The typically convoluted — and addictive — plot involved a murderer from the soap’s fictional Genoa City being tracked to the island by a father/son detective team after he flees here with his lover who he has framed for her husband’s death.

Featuring statuesque American-Norwegian actress Nina Arvesen [pictured at top at a South Shore beach] as haunted murder suspect Cassandra Rawlins, “The Bermuda Triangle” episodes captivated millions of fans throughout the US and Canada and scored record daytime viewership ratings which stand to this day.

“One of the first serials to venture outside the confines of its studio to present brilliantly executed action sequences ‘on location’, the [Bermuda  shoot] began a tradition of complex stunts, staged outside the CBS studios, which solidified ‘Y&R’s’ reputation for innovative, briskly paced drama,” says CBS.

In the Bermuda episodes Cassandra Rawlins was meeting a mysterious man named Adrian Hunter promising him that she was desperate to leave Genoa City and start a new life with him.

Adrian blackmailed Cassandra into marriage. Private detective Paul Williams — her jilted ex-boyfriend — and his father, police officer Carl Williams, followed Cassandra and her lover Adrian to Bermuda. While on the island Paul and Carl tormented Cassandra with visions of Paul as a ghost.

Horrified, Cassandra quickly returned home to Genoa City. Soon after, Cassandra confessed that on the night that George was murdered, she was knocked unconscious.
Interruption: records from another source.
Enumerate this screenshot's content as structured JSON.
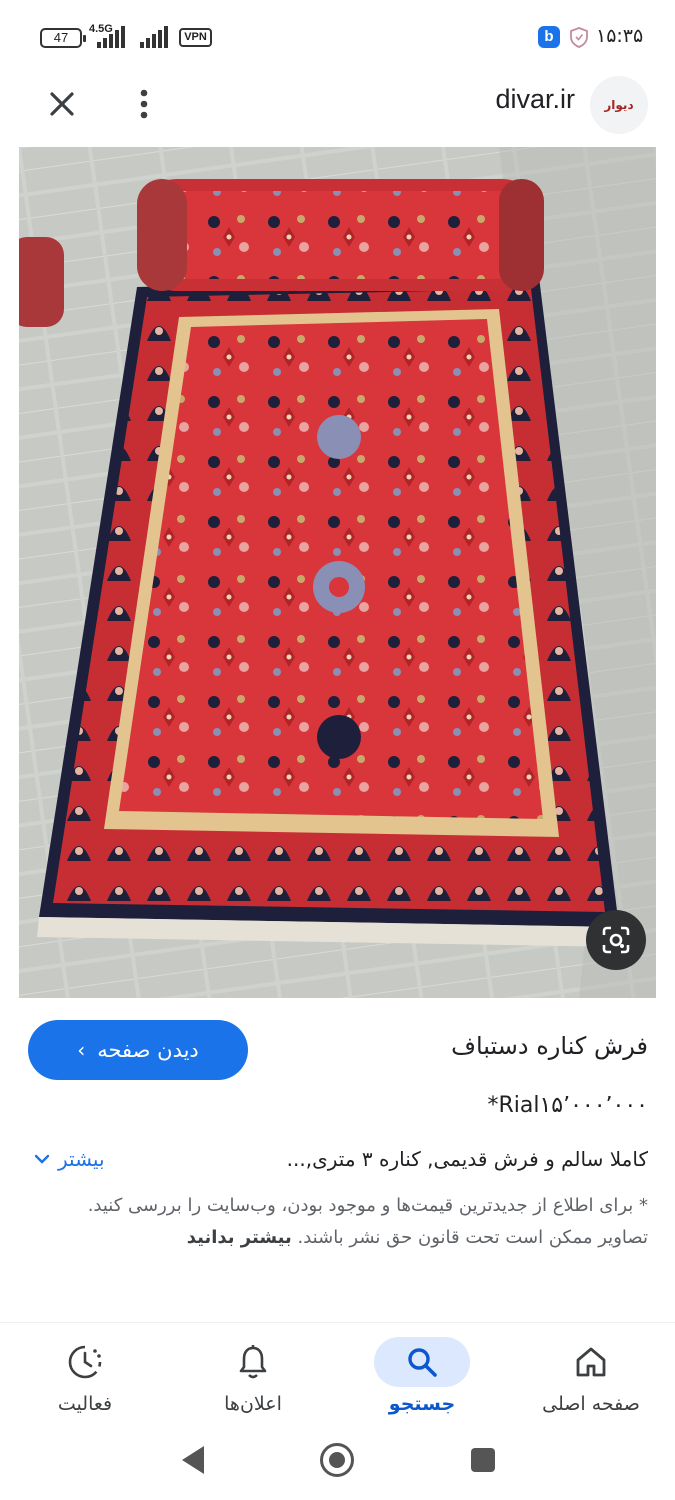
{
  "status_bar": {
    "battery": "47",
    "network": "4.5G",
    "vpn": "VPN",
    "time": "۱۵:۳۵",
    "app_badge": "b"
  },
  "header": {
    "site": "divar.ir",
    "logo_text": "دیوار",
    "close_icon": "close-icon",
    "menu_icon": "more-vert-icon"
  },
  "image": {
    "subject": "hand-knotted red Persian runner carpet",
    "lens_icon": "lens-icon"
  },
  "result": {
    "title": "فرش کناره دستباف",
    "price": "*Rial۱۵٬۰۰۰٬۰۰۰",
    "visit_label": "دیدن صفحه",
    "description": "کاملا سالم و فرش قدیمی, کناره ۳ متری,...",
    "more_label": "بیشتر",
    "notice_text": "* برای اطلاع از جدیدترین قیمت‌ها و موجود بودن، وب‌سایت را بررسی کنید. تصاویر ممکن است تحت قانون حق نشر باشند.",
    "notice_link": "بیشتر بدانید"
  },
  "bottom_nav": [
    {
      "label": "فعالیت",
      "icon": "activity-icon"
    },
    {
      "label": "اعلان‌ها",
      "icon": "bell-icon"
    },
    {
      "label": "جستجو",
      "icon": "search-icon",
      "active": true
    },
    {
      "label": "صفحه اصلی",
      "icon": "home-icon"
    }
  ],
  "colors": {
    "accent": "#1a73e8",
    "active_pill": "#dce8fd",
    "carpet_red": "#d8363a",
    "carpet_navy": "#1e1f3a"
  }
}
When she awoke, there was a gun in her hand and her husband was dead. With Cassandra’s help, business tycoon Victor Newman came up with an elaborate plan to get Adrian to return to the States so he could be arrested.
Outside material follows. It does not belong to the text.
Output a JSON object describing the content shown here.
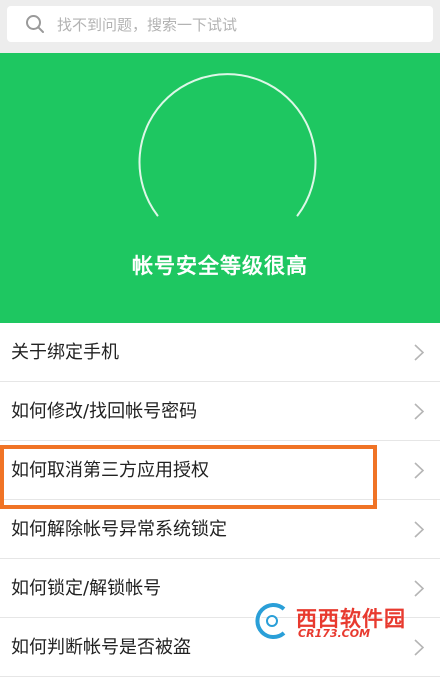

Cassandra called Adrian and told him that she was being held prisoner by Victor, was tied to a chair, had a gun pointed at her and a block of melting ice rigged to fire it. When Adrian arrived to save her, Victor and Paul captured him. Carl arrested Adrian and succeeded in exposing him as George’s killer.

The “Y&R” episodes featured some picturesque travelogue-type footage of the island — and all manner of Bermudians [ranging from veteran hotel and nightclub entertainer Gene Steede to lawyer/playwright Warren Cabral] popped up in bit parts.

Because the soap was broadcast on ZBM in the early evening instead of in mid-afternoon as is the case in North America, beginning in the late 1980s “The Young and The Restless” started to draw a large and enthusiastic Bermuda audience of working men and women who did not otherwise watch daytime dramas.

Talking about her time on the island when “The Bermuda Triangle” episodes were airing and setting ratings records, Ms Arvesen remarked on the show’s phenomenal local popularity: “We’re number one in Bermuda.”

Ms Arvesen — who went on to appear in the NBC daytime drama “Santa Barbara” — continued: “We used to be on at 5 p.m. Everyone wanted to leave work early to catch the show, so they had to move it to 6 p.m.

“For some reason the show is very popular in hot climates like Trinidad, Teheran and Australia.”

The daughter of a Norwegian diplomat, American-born Ms Arvesen grew up in the US, Egypt, South America and Scandinavia. She started dance and piano lessons at age four and by 16 had placed third in a national competition of Norway’s most promising classical pianists.

Hailed by critcs and soap fans as one of daytime’s most compelling actresses for her role as the mysterious Cassandra on “The Young & The Restless”, she retired from television and movies to run a dance studio in Santa Monica, California.

Members of the “Y&R” cast including Eric Braeden [who plays the show's iconic anti-hero Victor Newman], Doug Davidson [Paul Williams] and Victoria Rowell [Drucilla Winter] have visited the island to participate at various charity events.

At one point several cast members came to Bermuda to appear in a nightclub variety show.